While we have focused on epilepsy, other fellowship training programs, both neurologic and non-neurologic, may consider whether incorporating OSCEs into their training curricula could be beneficial. As an example, neuromuscular fellowship program directors could consider whether their trainees have sufficient observed evaluations of technical skills such as nerve conduction studies and electromyography; if not, regularly scheduled OSCEs could potentially enhance the training of fellows in these programs. As well, communication skills are an important element of all medical specialties, and OSCEs allow the opportunity to ensure that such skills are being maintained at the fellowship level.
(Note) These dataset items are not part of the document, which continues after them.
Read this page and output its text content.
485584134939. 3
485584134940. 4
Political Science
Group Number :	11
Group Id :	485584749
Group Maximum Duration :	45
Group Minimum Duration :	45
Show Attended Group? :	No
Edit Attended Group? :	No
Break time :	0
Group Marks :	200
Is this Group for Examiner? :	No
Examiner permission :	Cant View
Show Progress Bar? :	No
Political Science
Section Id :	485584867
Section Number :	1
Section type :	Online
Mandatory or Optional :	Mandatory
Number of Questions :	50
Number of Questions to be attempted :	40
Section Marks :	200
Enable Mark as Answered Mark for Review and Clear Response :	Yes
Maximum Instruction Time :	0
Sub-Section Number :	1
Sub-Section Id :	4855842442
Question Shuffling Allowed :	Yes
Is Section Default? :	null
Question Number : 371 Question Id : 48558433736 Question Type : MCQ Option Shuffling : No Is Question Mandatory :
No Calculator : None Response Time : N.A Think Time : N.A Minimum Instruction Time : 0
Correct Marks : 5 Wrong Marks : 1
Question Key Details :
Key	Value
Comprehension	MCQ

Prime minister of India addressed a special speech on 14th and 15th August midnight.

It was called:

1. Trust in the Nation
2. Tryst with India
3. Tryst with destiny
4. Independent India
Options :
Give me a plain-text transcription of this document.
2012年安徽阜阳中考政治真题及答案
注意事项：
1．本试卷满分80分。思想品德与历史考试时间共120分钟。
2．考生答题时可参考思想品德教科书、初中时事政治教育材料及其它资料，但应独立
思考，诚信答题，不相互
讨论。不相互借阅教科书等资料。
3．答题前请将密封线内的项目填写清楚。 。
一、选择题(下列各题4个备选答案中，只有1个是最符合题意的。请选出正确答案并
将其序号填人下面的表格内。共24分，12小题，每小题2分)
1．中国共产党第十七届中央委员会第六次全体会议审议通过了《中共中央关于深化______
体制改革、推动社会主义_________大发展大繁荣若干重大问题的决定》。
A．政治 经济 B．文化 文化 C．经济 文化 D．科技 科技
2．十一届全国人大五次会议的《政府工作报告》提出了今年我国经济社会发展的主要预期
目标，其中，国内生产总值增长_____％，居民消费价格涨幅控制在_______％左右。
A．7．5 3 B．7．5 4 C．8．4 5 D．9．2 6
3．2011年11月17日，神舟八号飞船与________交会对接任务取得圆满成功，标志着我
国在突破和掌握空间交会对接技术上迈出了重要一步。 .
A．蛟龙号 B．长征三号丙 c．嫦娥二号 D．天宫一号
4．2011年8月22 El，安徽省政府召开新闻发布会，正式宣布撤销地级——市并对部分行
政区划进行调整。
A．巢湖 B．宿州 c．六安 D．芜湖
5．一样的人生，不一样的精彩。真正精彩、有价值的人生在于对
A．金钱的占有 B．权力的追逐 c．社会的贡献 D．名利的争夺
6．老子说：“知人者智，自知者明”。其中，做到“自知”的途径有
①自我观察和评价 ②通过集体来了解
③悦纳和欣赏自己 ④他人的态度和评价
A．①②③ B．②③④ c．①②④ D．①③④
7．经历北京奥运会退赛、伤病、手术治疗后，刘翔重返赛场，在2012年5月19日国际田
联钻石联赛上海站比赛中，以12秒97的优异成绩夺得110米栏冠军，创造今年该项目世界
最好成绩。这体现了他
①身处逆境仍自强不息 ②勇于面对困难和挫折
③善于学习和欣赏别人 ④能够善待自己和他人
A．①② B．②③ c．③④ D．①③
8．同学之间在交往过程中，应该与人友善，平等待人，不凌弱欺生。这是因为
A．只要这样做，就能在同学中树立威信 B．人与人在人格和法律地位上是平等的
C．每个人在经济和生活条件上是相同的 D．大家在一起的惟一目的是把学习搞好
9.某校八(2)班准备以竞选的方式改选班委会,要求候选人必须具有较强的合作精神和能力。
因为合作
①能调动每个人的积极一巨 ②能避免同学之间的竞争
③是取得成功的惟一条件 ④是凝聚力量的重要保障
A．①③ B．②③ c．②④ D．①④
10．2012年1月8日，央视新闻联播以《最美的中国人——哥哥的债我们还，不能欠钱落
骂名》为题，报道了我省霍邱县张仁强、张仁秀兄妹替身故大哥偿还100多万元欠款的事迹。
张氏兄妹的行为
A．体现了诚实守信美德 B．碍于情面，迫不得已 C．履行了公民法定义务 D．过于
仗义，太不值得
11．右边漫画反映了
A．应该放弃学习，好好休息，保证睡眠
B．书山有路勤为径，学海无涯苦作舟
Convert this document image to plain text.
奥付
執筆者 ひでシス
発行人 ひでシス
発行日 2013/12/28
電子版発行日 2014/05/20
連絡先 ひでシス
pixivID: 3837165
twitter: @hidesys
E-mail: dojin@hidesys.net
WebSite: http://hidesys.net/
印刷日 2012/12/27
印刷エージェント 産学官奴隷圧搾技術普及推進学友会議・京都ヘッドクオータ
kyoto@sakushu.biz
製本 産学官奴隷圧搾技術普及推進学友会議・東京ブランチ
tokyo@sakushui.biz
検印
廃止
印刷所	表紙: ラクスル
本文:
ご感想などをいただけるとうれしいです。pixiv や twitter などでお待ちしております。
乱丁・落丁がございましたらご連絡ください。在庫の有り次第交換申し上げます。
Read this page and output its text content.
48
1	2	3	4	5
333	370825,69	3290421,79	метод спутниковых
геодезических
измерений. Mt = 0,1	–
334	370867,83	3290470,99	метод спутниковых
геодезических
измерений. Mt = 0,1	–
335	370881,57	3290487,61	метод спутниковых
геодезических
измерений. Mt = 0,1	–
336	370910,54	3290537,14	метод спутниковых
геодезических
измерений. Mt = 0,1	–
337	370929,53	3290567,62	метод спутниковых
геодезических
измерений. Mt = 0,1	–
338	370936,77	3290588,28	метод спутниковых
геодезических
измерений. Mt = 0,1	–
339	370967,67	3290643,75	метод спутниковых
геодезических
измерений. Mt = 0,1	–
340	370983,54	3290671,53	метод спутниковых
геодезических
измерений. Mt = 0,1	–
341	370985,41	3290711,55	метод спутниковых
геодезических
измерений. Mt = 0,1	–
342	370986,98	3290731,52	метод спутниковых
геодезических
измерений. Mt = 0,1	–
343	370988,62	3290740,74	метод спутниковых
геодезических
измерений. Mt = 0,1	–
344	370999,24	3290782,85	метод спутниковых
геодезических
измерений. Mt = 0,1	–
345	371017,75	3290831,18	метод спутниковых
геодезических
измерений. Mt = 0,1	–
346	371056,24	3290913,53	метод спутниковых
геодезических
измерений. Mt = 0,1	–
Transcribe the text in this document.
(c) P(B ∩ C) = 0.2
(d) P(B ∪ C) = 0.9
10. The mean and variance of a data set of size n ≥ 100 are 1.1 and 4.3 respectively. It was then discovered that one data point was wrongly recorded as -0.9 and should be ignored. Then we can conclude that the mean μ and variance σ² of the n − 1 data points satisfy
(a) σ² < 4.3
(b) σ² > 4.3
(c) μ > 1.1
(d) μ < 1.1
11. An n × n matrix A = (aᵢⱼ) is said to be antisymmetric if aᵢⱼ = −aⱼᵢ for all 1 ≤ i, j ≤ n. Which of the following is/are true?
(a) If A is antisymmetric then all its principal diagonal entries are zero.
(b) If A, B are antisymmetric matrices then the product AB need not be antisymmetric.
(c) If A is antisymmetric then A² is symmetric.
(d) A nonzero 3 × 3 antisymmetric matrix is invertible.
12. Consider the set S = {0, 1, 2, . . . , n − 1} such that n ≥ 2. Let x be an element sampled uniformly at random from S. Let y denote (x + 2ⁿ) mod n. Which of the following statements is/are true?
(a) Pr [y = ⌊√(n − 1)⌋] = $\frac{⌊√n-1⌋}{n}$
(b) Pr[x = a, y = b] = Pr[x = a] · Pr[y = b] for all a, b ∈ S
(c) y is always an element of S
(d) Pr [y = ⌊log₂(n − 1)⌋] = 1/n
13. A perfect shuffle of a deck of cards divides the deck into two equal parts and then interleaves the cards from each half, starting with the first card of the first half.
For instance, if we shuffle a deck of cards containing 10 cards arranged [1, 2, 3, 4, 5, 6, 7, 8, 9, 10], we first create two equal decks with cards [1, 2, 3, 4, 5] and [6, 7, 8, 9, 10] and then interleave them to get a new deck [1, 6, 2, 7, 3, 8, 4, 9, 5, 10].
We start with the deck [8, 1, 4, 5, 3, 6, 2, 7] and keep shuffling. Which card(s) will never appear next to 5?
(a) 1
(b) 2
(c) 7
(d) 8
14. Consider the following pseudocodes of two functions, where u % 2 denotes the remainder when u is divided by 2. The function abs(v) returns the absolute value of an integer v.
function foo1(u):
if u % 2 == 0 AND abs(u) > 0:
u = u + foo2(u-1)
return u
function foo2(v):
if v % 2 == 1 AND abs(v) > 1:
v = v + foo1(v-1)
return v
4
In summary, OSCEs offer the potential to enhance the training of epilepsy fellows and may improve performance on qualifying examinations. Fellowship programs should review curricula and consider whether OSCEs can be better implemented to improve the educational experience of their trainees.
Statement of authorship
KAM designed and executed the study, prepared figures, and drafted and edited the manuscript.
Funding statement
This study was supported by funding from the Fonds de Recherches du Québec – Santé (KAM).
Competing interests
In the past 36 months, Dr Myers has received research grants from Fonds de Recherche du Québec – Santé, Liam Foundation, Epilepsy Canada, Grand Défi Pierre Lavoie Foundation, and Pediatric Research Foundation. Dr Myers is on the Scientific Advisory Boards of the Koolen-de Vries Syndrome Foundation and Ring 20 Research & Support.